Elly Risman sebagai pakar parenting menjelaskan, orangtua yang tidak sensitif terhadap pornografi biasanya tidak membuat aturan ketika memberi gadget pada anak.
“Tidak berpesan bahwa dengan manfaat yang sangat banyak dari gadget yang diberikan, ada juga bahaya yang dapat merusak otak. Sehingga tidak mengingatkan anak untuk menjaga matanya dari hal-hal yang membahayakan,” kata Elly, kepada Warta Pilihan, Rabu, (15/11/2017).
Elly menambahkan, orangtua yang tidak sensitif terhadap pornografi, tidak sadar bahwa bencana dapat terjadi dari ujung jemari anaknya. Pasalnya, hanya dengan 1 buku jari, anak dapat terjerat jebakan pebisnis pornografi.
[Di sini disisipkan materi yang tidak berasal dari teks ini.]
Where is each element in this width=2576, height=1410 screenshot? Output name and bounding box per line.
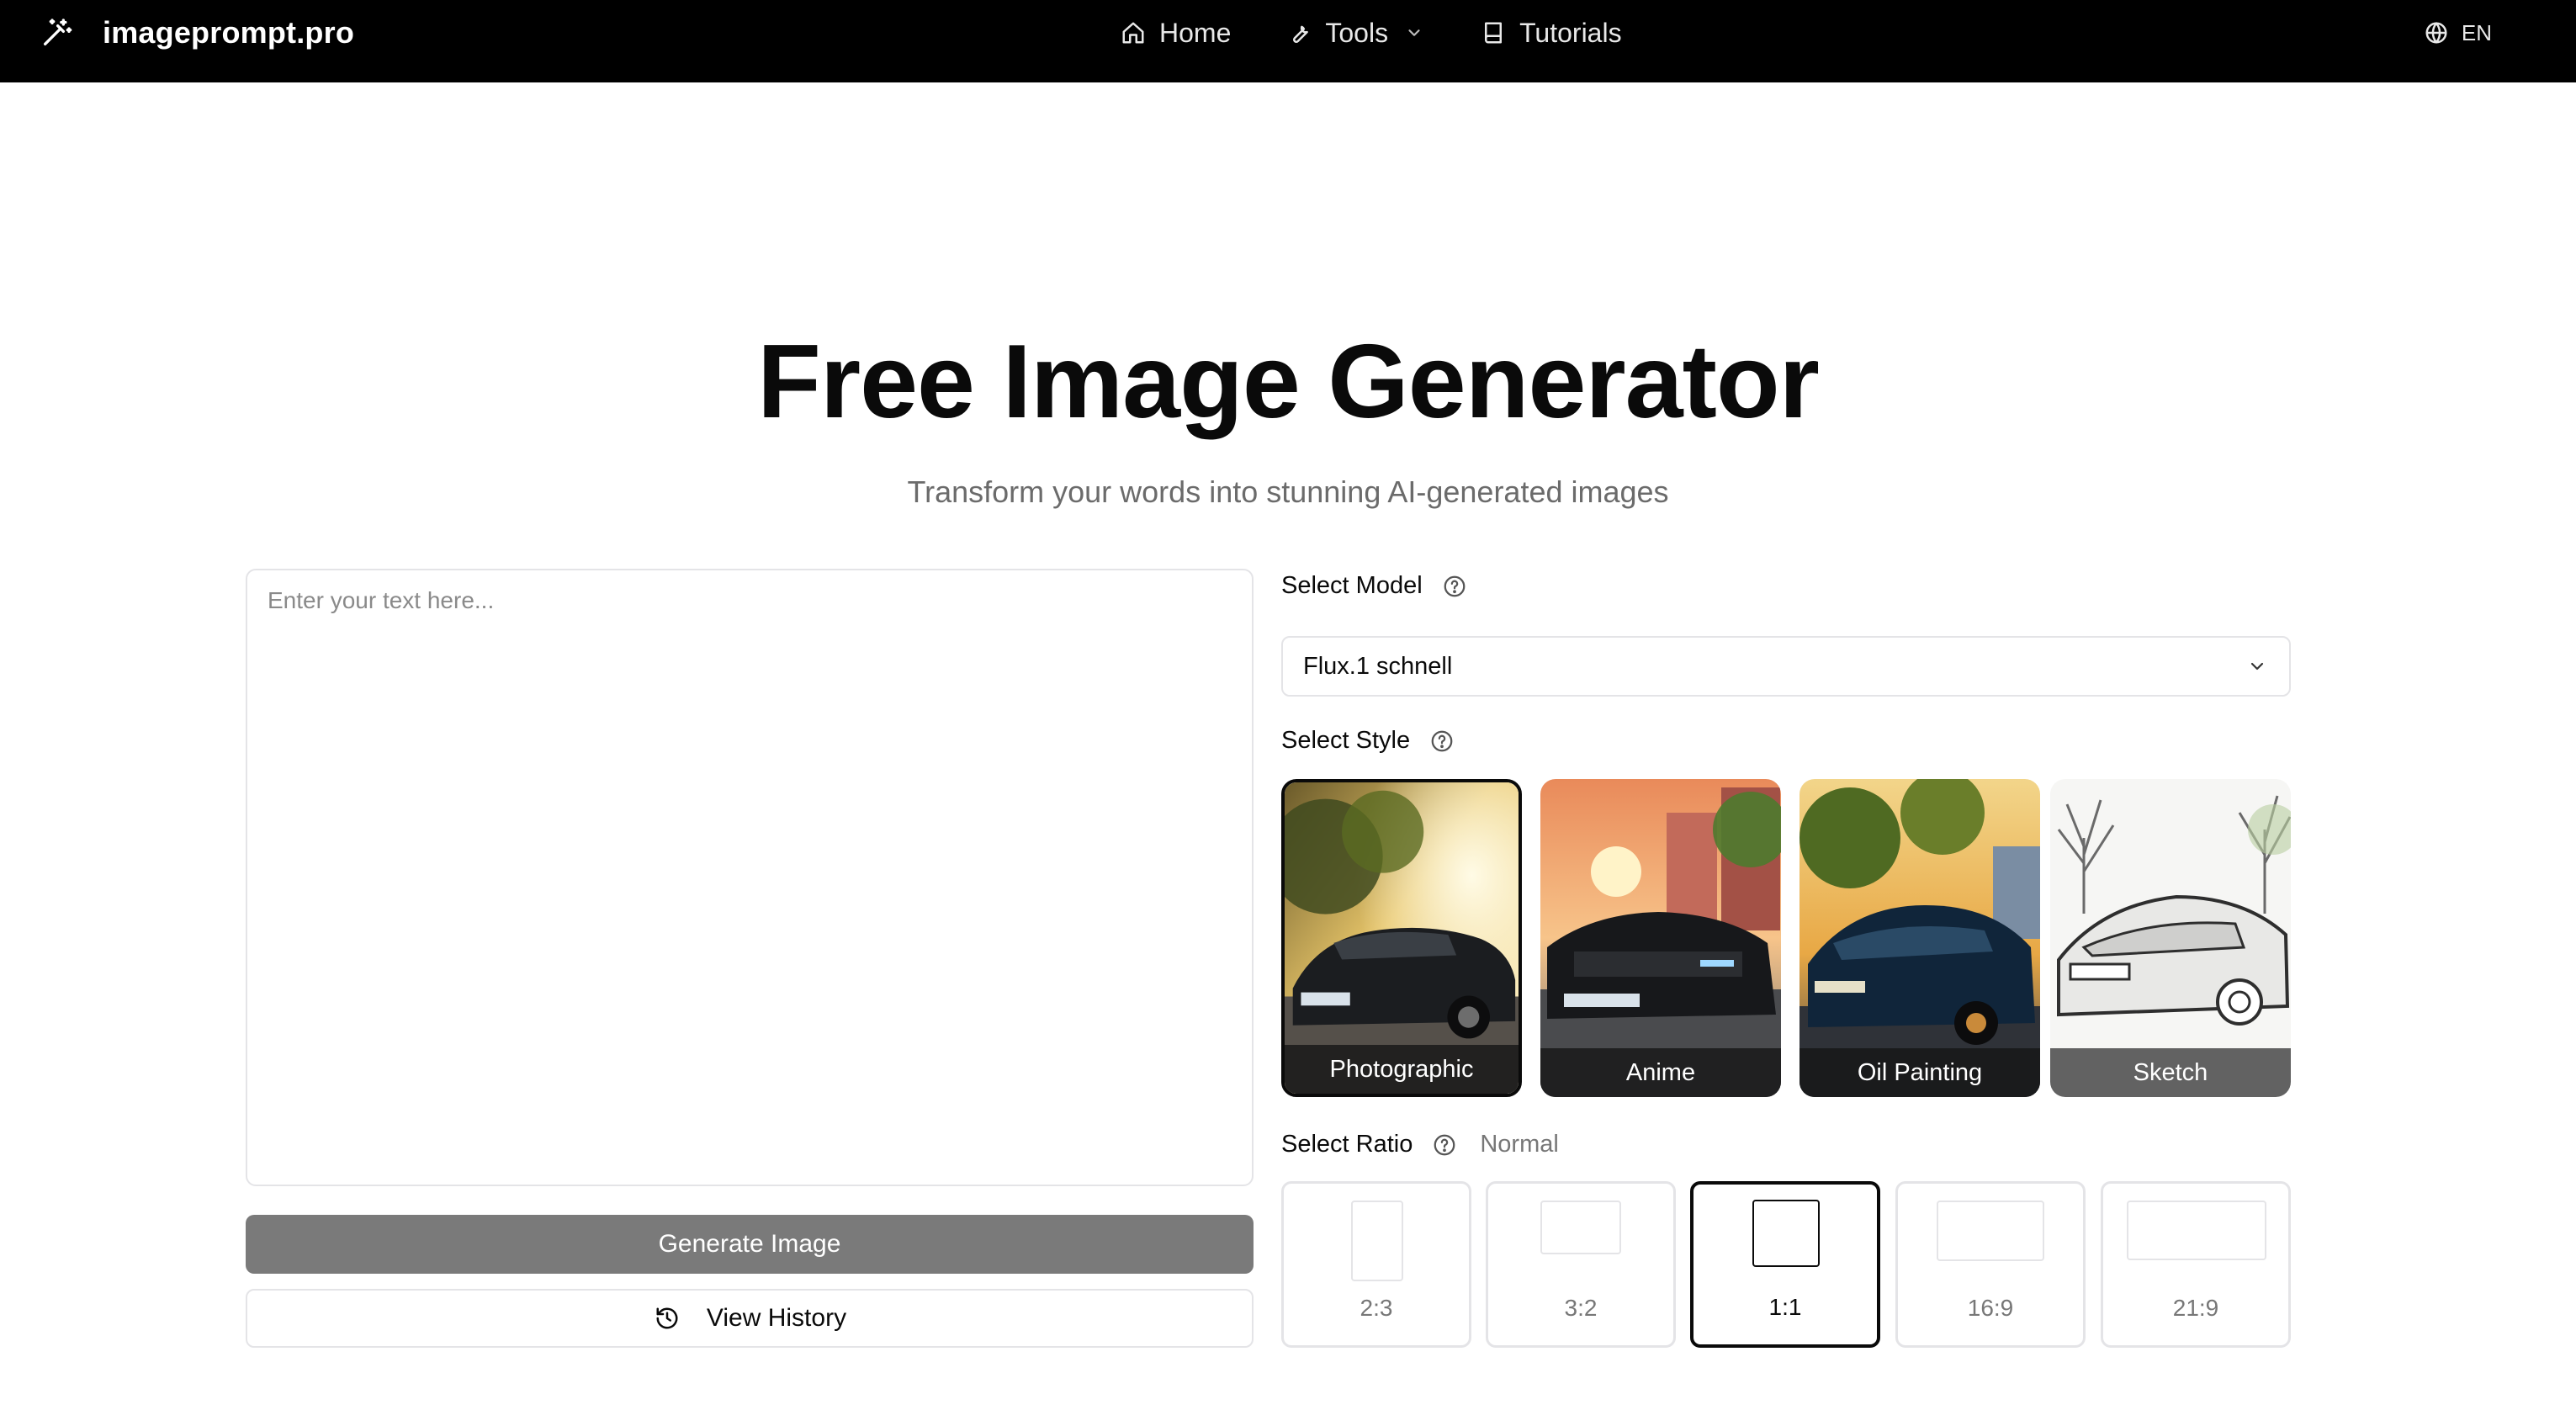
nav-tutorials-label: Tutorials [1519,17,1622,48]
ratio-options: 2:3 3:2 1:1 16:9 21:9 [1281,1181,2291,1348]
generate-image-button[interactable]: Generate Image [246,1215,1254,1274]
ratio-option-2-3[interactable]: 2:3 [1281,1181,1471,1348]
ratio-option-3-2[interactable]: 3:2 [1486,1181,1676,1348]
ratio-option-21-9[interactable]: 21:9 [2101,1181,2291,1348]
nav-tools[interactable]: Tools [1285,18,1425,49]
chevron-down-icon [1403,22,1425,44]
brand-name: imageprompt.pro [103,15,355,50]
ratio-label: 1:1 [1768,1294,1802,1320]
language-label: EN [2461,19,2492,45]
ratio-option-16-9[interactable]: 16:9 [1895,1181,2086,1348]
ratio-shape-preview [1937,1201,2044,1261]
page-subtitle: Transform your words into stunning AI-ge… [907,474,1669,509]
ratio-shape-preview [2127,1201,2266,1260]
globe-icon [2423,19,2450,46]
nav-home[interactable]: Home [1119,18,1231,49]
brand-link[interactable]: imageprompt.pro [37,0,354,66]
select-model-text: Select Model [1281,572,1423,599]
select-style-text: Select Style [1281,727,1411,754]
style-caption: Oil Painting [1799,1048,2040,1097]
select-ratio-text: Select Ratio [1281,1131,1413,1158]
nav-tools-label: Tools [1325,17,1389,48]
ratio-shape-preview [1752,1200,1820,1267]
help-circle-icon[interactable] [1431,1132,1458,1158]
ratio-shape-preview [1351,1201,1403,1281]
style-caption: Photographic [1285,1045,1519,1094]
ratio-label: 21:9 [2172,1295,2219,1321]
view-history-button[interactable]: View History [246,1289,1254,1348]
select-ratio-label: Select Ratio Normal [1281,1131,1559,1158]
style-options: Photographic Anime Oil Painting Sketch [1281,779,2291,1097]
style-option-anime[interactable]: Anime [1540,779,1781,1097]
select-style-label: Select Style [1281,727,1455,755]
page-title: Free Image Generator [757,324,1820,440]
history-icon [653,1304,681,1333]
main-nav: Home Tools Tutorials [1119,0,1622,66]
ratio-label: 3:2 [1564,1295,1598,1321]
help-circle-icon[interactable] [1428,728,1455,755]
style-option-sketch[interactable]: Sketch [2050,779,2291,1097]
ratio-label: 16:9 [1967,1295,2014,1321]
nav-tutorials[interactable]: Tutorials [1479,18,1622,49]
nav-home-label: Home [1159,17,1232,48]
home-icon [1119,19,1148,47]
model-select-value: Flux.1 schnell [1303,652,1453,680]
ratio-option-1-1[interactable]: 1:1 [1690,1181,1880,1348]
magic-wand-icon [37,13,76,52]
view-history-label: View History [706,1304,847,1332]
top-navbar: imageprompt.pro Home Tools Tutorials EN [0,0,2576,82]
select-model-label: Select Model [1281,572,1468,600]
language-switcher[interactable]: EN [2423,0,2492,66]
wrench-icon [1285,19,1313,47]
ratio-shape-preview [1540,1201,1621,1254]
book-icon [1479,19,1508,47]
prompt-input[interactable] [246,569,1254,1186]
help-circle-icon[interactable] [1441,573,1468,600]
ratio-label: 2:3 [1360,1295,1393,1321]
style-caption: Anime [1540,1048,1781,1097]
chevron-down-icon [2245,655,2269,678]
ratio-mode: Normal [1480,1131,1559,1158]
generate-image-label: Generate Image [658,1230,841,1258]
style-caption: Sketch [2050,1048,2291,1097]
model-select[interactable]: Flux.1 schnell [1281,636,2291,697]
style-option-photographic[interactable]: Photographic [1281,779,1522,1097]
style-option-oil-painting[interactable]: Oil Painting [1799,779,2040,1097]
“Orang dewasa yang menganggap pornografi sebagai humor membiarkan lagu dangdut erotis didengar anak-anak, dan membiarkan acara TV beradegan dewasa dilihat anak-anak. Padahal, hal itu adalah pornografi kategori halus, yang memang bahayanya tidak langsung terlihat, namun berfungsi sebagai pancing bagi kategori yang lebih tinggi,” tukas Elly.
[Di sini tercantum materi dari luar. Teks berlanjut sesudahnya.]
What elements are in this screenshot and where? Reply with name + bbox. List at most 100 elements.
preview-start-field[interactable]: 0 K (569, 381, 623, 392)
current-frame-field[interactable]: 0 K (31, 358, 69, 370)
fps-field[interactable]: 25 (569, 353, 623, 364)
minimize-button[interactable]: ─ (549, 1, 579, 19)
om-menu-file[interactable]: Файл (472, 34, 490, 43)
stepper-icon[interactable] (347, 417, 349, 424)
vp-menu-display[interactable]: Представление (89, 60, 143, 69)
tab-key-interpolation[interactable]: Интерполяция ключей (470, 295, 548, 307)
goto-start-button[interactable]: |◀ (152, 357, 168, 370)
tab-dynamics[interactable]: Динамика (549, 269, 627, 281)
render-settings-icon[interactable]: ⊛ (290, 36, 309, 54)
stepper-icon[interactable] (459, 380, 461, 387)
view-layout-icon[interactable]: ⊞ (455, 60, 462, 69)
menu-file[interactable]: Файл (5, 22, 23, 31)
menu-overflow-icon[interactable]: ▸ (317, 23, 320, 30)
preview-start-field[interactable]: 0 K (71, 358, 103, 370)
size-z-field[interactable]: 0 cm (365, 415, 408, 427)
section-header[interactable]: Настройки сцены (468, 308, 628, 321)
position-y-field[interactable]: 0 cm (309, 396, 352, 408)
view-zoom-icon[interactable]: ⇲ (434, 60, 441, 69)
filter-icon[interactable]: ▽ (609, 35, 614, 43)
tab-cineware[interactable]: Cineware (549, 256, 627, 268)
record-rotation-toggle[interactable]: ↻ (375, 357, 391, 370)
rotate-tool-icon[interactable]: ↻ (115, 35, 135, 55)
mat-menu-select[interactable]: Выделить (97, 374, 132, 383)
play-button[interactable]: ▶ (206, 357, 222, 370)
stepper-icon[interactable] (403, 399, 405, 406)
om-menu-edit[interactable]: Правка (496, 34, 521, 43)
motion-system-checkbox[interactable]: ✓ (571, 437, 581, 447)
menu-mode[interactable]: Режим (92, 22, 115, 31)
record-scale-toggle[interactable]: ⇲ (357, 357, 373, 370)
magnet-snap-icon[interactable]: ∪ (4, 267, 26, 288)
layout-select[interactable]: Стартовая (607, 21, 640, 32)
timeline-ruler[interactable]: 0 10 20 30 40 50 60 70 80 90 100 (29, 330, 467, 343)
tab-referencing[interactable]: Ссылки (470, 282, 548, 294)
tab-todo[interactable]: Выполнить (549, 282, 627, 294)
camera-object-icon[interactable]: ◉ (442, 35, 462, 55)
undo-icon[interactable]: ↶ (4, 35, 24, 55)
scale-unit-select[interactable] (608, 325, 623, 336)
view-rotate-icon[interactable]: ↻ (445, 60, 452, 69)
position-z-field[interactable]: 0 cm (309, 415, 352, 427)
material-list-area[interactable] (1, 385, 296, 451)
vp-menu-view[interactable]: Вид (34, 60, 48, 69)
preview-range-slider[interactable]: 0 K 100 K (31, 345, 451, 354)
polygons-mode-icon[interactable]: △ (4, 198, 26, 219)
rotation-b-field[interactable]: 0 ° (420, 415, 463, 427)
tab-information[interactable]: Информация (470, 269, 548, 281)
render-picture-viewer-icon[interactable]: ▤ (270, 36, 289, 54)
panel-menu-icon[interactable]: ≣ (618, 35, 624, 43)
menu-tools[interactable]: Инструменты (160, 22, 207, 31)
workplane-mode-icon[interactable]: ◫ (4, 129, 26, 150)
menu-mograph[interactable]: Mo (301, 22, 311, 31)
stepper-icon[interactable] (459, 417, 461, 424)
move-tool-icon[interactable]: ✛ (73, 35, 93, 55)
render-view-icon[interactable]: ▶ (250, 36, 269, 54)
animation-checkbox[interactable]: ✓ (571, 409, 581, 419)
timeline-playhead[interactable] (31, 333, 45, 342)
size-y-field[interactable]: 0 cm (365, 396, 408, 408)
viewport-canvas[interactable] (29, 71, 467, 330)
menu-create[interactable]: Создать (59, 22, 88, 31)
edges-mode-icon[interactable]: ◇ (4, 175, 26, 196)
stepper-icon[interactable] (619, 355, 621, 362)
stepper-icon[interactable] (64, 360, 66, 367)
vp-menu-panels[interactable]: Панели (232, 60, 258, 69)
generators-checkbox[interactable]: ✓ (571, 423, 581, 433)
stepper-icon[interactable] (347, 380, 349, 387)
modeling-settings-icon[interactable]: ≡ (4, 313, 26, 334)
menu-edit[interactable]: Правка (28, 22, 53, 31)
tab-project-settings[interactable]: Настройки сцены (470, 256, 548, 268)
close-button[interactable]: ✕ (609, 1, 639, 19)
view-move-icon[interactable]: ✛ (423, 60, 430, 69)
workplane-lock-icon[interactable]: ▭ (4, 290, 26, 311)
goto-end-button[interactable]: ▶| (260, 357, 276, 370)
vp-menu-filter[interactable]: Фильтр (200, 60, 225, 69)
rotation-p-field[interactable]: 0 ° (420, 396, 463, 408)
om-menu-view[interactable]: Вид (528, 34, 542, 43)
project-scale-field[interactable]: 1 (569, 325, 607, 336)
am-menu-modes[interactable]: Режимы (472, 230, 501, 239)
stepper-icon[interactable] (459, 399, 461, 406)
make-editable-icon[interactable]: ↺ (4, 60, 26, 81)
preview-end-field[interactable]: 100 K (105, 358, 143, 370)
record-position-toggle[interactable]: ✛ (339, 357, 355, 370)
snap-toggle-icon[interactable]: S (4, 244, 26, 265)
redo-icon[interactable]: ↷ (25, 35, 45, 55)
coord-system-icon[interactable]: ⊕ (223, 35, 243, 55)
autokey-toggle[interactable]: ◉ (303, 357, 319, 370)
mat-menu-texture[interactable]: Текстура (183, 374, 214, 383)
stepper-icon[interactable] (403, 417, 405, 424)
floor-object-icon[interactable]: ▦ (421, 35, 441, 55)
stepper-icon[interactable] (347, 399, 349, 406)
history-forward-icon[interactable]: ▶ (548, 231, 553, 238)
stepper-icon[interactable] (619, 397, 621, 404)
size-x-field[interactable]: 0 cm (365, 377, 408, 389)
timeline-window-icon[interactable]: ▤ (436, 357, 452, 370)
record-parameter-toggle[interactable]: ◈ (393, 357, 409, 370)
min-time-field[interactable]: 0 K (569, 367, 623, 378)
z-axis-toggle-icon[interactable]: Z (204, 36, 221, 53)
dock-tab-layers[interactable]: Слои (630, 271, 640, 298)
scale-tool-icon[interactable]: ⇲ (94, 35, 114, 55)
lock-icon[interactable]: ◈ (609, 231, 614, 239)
Maka dari itu, sebelum terlambat, Elly menyarankan langkah preventif yang dapat dilakukan orangtua, yaitu membangun komunikasi yang baik antara orangtua dan anak, dan melakukan edukasi dengan menjelaskan bahaya pornografi pada otak anak.
“Selain itu, menyepakati aturan yang dibuat dengan anak, dan mengontrol serta mendampingi dalam penggunaan gadget,” lanjut Direktur Yayasan Kita dan Buah Hati ini.
Jika Anak Pernah Terpapar Pornografi?
Ada hal-hal yang sangat penting perlu dilakukan oleh para orang tua untuk meminimalisir dampak buruk yang dapat terjadi pada otak anak.
Elly menekankan untuk tetap tenang, jangan panik, kemudian musyawarahkan dengan pasangan, serta menerima keadaan tersebut dan memaafkannya. “Anak adalah amanah Allah, bisa jadi permata hati, ujian dan musuh. Merasa takutlah jika kita meninggalkan anak dalam keadaan lemah,” tandas dia.
Psikolog parenting ini menegaskan untuk memperbaiki komunikasi dengan sang anak dengan cara cari waktu yang tepat untuk mengajak anak
berbicara, kemudian juga turunkan frekuensi saat berbicara.
“Perhatikan bahasa tubuh anak, dengarkan perasaannya, dan
bicara dengan benar, baik, dan menyenangkan
kepada anak,” imbuh Elly.
“Gunakan kalimat bertanya agar anak belajar. Berpikir, memilih, dan engambil keputusan,” pungkasnya.